Fantastic as it seemed, he didn’t, until the moment he held his son in his arms, have a thought about how he was going to feed the baby, or even how he was going to take care of it. Evie didn’t offer to nurse the child, and Mrs. Greely made it clear she wanted the wailing brat out of her house.

He had gotten on his horse and ridden away with a squalling newborn in his arms. He had felt …

Nicholas felt a burning sensation in his nose, the sting of tears at the corners of his eyes as he relived that awful time in his life. Lord, he had felt so desolate.
He had ridden the whole day, until late in the afternoon, when he stopped his horse and got off and sat cross-legged on the ground. He had opened the blanket at last to look at his sleeping son, who had finally exhausted himself crying.

And marveled at how perfectly made he was. At his black hair. At his tiny fingernails and toenails—ten of each. At his long eyelashes. He had promised his child that somehow he would make a life for him that was better than his own. But he had known, deep down in some painful place inside him, that he didn’t know the first thing about taking care of a baby, let alone raising a child.

That was when Simp had found him.

Nicholas wondered how his life would have been different if Evie had been like Nora, willing to stand by him even in the face of calamity. What if she had loved him enough to endure the hardship of building a life with him, even though they were starting it with a third mouth to feed?

Nicholas hadn’t ever allowed himself to become maudlin. Right now he was in danger of being downright sentimental over the past.

He had learned a hard lesson at a young age. He had never offered love to another woman.

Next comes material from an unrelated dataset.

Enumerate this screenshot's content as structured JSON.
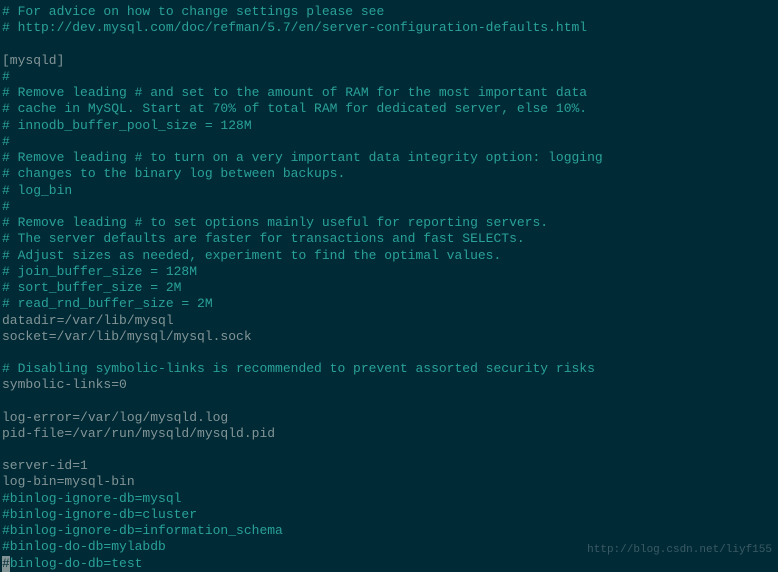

And never given another woman the chance to hurt him the way Evie had. He had learned a great deal from her. Actually, he owed her a debt of gratitude. He knew how to please a woman in bed. Those lessons had stood him in good stead over the years.

And he had Colin. He could never be sorry for that.

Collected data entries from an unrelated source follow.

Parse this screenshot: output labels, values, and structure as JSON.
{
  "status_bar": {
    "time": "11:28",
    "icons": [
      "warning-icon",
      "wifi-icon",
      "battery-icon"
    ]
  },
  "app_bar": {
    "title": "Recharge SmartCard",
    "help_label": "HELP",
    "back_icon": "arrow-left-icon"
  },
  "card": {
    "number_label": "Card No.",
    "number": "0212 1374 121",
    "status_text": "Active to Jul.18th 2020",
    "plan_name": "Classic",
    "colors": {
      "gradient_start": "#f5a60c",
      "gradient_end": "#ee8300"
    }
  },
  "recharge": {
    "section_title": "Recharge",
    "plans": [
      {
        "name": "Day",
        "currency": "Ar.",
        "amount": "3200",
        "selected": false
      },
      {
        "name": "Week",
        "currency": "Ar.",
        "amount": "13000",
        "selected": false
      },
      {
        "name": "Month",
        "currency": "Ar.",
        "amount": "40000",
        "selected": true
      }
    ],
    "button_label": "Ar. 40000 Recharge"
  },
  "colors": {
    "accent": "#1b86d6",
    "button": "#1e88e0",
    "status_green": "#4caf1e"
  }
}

It was amazing that nearly twenty years later he was finally going to be married. It was good to remember
the lessons of the past. He would have to keep Evie in mind when he bedded Daisy. And remember why he would be the world’s worst fool if he ever let himself fall in love again.

11

Colin had done his best to converse with Lord Frederick Willowbrook, but the young man was pompous and condescending, and Colin had about had his fill of sentences that began with “In London we always …” Colin sighed in disgust. He had hoped to spend some time with Lady Roanna, but she had been totally diverted by Lord Frederick’s two simpering sisters.

He made his escape when luncheon was announced, excusing himself and heading for the stable. He would rather ride back home in the rain than spend the rest of the day in the company of a London fop. There was a groom available, but Colin preferred to saddle his own horse. He wasn’t used to having servants do for him, and he didn’t intend to get used to it. He had just finished when he realized the groom was gone, but he wasn’t alone.